The right-leaning Arena party controls the presidency and, with its political allies, holds a majority in the federal legislature. But the FMLN political party, descended from the rebel organization, can block legislation requiring a two-thirds majority. Both major parties already are gearing up for the 2009 national elections, a spectacle that one Salvadoran economist recently likened to awaiting a double train wreck.

Meanwhile, the war’s physical scars endure. One of the deepest can be found along the road between San Salvador and the hilly Guazapa region, a former guerrilla stronghold 20 miles from the capital. One section is lined with bombed-out houses and a shattered colonial-era church resembling the Alamo.

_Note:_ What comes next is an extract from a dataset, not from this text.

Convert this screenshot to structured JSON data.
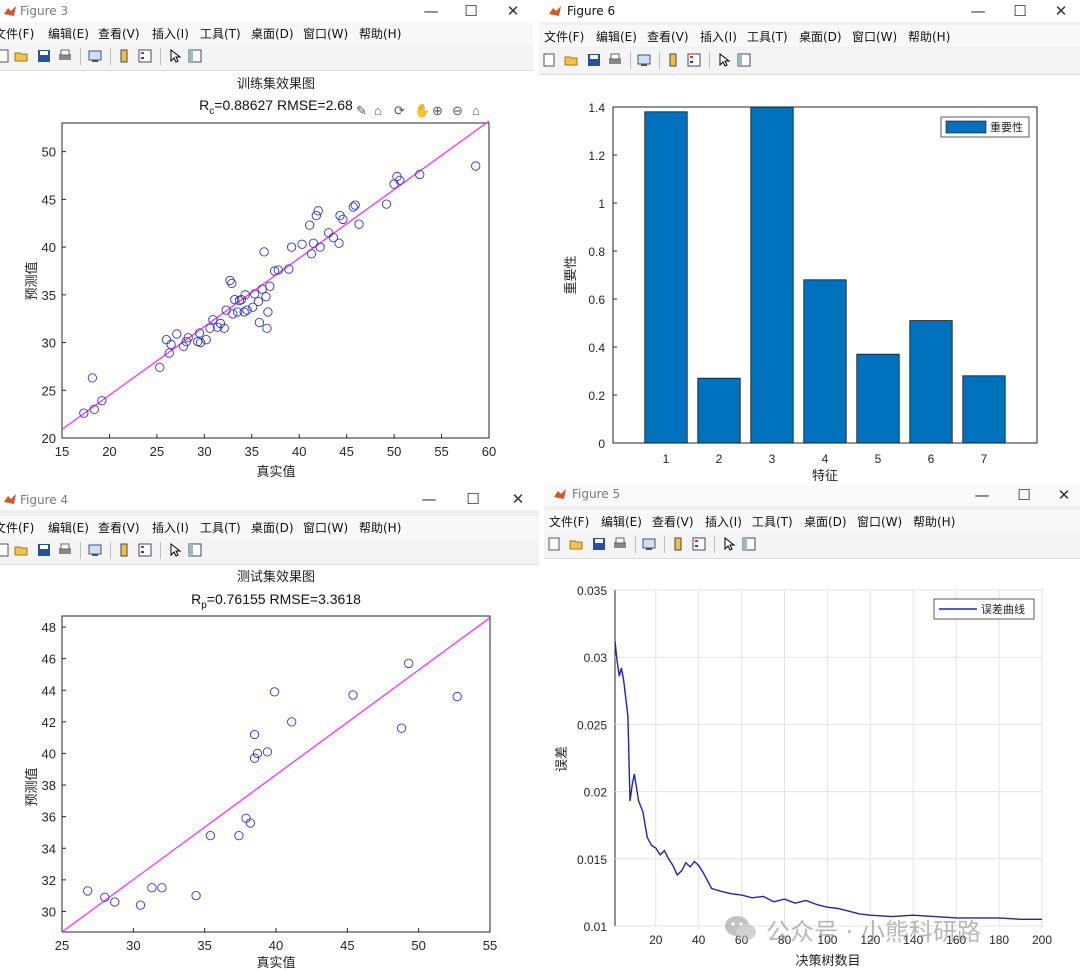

A couple of miles down the road lies the picturesque town of Suchitoto. Geraldo Suarez, 64, is one of 10 former rebels who last year opened a bar and small hostel in a rehabilitated mansion that once belonged to a prominent military family. Sitting in the bar’s tranquil courtyard, lined with mango and avocado trees, Suarez, a former communications specialist, said that restoring a damaged building is much easier than restoring a people’s historical memory.

“What is it we want to reconstruct? It’s like deciding on a screenplay for a movie,” he said. “All the great actors want to be in this great movie. And now it’s harder because many of the actors are dead.”